While persistent heartburn is a sign of illness, many people with Barrett's esophagus do not have any symptoms. Having Barrett's esophagus increases the risk of esophageal cancer. Although the risk of cancer is small, people with Barrett's esophagus should have regular checkups to check for precancerous cells.
People at higher risk of Barrett's esophagus include:
- White men over the age of 50.
- People with a family history of Barrett's esophagus or esophageal cancer.
- Those who suffer from excess fat in the abdominal area.
- Patients with prolonged reflux more than five years.
says d. East: "If you have more than three risk factors, you should have an endoscopy to check for Barrett's esophagus." To examine Barrett's esophagus, a lighted tube with a camera at the end, called an endoscope, is passed down the throat to check for signs of disease of esophageal tissue change. A biopsy is usually done to remove tissue and confirm the diagnosis.
Treatment for Barrett's esophagus depends on the extent of abnormal cell growth in the esophagus and your general health. Treatment in the early stages includes lifestyle changes and medications that help reduce acid reflux, and thus the exposure of the esophagus to acid.

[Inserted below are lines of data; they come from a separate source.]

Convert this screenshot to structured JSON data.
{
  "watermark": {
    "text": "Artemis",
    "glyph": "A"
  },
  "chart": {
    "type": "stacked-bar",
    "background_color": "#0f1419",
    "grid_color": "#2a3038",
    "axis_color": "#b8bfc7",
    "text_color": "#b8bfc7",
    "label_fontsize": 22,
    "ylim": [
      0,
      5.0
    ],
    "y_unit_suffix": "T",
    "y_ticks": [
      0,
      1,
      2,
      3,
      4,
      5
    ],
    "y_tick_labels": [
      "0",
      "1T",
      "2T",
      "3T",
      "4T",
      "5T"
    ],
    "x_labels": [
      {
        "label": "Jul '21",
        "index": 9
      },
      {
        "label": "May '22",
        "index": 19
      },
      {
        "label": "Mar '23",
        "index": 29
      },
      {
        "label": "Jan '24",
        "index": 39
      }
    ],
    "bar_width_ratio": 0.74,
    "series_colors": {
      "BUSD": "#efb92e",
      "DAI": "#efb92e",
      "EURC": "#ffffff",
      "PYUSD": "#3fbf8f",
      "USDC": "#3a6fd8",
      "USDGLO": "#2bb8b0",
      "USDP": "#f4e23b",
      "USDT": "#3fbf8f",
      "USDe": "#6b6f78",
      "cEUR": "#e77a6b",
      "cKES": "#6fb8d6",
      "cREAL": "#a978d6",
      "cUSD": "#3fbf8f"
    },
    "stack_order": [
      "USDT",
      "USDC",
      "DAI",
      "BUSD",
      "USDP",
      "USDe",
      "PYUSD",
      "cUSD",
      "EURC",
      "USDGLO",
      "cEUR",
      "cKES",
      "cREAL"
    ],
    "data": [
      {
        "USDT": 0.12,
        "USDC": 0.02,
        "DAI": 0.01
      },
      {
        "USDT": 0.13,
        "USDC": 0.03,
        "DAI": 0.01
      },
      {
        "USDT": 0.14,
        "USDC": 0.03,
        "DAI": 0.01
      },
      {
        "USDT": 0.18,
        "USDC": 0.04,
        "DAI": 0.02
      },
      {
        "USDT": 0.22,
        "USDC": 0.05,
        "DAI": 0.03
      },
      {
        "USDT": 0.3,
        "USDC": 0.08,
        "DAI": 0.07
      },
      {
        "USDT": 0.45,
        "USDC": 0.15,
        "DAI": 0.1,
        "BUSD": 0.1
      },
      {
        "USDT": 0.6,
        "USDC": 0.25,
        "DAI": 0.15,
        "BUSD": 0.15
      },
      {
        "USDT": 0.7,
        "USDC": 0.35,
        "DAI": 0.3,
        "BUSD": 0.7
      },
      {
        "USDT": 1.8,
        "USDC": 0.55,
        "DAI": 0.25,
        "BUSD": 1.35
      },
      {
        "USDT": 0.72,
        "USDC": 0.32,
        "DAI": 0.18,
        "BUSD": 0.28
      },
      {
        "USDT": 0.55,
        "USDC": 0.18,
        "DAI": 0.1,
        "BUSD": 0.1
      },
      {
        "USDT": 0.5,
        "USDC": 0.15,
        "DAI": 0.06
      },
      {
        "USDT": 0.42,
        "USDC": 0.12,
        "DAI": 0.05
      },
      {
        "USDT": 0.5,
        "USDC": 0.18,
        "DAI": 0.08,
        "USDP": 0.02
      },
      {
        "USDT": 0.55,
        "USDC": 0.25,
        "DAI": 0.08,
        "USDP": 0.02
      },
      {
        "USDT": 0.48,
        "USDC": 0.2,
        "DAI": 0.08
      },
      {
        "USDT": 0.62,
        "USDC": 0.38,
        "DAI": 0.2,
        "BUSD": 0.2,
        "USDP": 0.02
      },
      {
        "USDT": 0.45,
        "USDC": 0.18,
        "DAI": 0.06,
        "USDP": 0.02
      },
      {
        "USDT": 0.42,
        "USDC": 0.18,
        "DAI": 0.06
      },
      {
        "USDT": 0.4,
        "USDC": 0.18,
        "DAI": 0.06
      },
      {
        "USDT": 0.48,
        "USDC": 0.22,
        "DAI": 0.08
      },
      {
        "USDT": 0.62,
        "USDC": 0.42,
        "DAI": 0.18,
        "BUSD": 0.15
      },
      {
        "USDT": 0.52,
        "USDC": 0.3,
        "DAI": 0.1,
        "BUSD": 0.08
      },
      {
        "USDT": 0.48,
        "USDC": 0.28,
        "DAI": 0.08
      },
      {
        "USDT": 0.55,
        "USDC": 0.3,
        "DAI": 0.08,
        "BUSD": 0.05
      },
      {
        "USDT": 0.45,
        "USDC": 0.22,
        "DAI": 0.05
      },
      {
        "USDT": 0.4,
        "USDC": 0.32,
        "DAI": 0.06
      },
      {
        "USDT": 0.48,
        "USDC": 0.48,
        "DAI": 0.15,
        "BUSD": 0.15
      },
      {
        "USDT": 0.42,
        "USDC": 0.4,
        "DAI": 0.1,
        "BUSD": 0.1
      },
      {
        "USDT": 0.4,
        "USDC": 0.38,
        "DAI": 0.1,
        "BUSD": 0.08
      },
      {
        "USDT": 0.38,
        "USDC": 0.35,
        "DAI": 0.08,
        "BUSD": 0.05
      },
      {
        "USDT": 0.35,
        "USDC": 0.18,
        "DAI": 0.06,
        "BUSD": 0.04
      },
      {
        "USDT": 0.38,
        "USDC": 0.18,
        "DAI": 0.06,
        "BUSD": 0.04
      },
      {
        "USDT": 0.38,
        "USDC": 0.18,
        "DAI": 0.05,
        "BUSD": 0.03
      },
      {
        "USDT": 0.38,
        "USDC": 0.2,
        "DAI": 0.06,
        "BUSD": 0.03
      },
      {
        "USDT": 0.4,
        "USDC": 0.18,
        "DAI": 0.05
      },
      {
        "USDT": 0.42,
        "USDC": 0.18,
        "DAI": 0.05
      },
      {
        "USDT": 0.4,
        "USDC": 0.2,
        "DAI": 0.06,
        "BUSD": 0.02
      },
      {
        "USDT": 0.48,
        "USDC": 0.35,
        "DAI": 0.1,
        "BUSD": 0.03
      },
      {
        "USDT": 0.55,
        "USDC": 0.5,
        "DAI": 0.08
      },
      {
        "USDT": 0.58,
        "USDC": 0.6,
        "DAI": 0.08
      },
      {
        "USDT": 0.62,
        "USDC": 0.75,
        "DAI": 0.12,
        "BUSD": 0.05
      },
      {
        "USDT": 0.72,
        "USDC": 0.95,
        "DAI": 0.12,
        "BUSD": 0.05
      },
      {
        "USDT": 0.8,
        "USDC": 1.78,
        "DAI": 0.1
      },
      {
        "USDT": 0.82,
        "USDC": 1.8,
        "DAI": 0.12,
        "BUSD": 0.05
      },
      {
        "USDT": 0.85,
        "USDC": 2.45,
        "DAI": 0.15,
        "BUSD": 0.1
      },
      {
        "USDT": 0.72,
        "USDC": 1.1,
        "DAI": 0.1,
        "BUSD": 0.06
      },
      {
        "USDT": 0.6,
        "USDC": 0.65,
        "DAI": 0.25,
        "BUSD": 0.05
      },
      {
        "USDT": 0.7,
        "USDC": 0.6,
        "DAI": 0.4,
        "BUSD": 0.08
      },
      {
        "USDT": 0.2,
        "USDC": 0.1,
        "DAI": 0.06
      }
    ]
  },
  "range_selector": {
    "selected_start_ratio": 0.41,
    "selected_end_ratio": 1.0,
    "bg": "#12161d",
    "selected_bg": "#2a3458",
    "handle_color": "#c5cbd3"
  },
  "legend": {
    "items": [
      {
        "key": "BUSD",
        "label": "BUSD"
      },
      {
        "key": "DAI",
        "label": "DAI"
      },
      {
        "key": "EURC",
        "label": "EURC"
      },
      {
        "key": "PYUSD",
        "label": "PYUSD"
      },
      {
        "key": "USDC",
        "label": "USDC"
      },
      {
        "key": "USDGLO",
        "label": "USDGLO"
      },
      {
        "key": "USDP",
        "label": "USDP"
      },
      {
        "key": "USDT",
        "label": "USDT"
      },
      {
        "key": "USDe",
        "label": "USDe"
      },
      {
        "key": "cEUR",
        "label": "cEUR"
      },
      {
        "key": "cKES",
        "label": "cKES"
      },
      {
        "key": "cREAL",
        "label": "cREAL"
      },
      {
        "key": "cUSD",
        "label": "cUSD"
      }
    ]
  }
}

says d. East: "Barrett's esophagus affects 10% to 15% of people with reflux disease." A much smaller group faces another danger.
says d. East: "One out of every 200 people with Barrett's esophagus per year develops esophageal adenocarcinoma . The stomach is tightly designed to withstand high-acid conditions. But the esophagus is not designed to cope with acids. So when acids back up, acid reflux causes cells to be destroyed, and replaced by new cells." More acid-resistant turns into Barrett's esophagus."
says d. East: “If you have severe or recurring reflux, see your doctor.”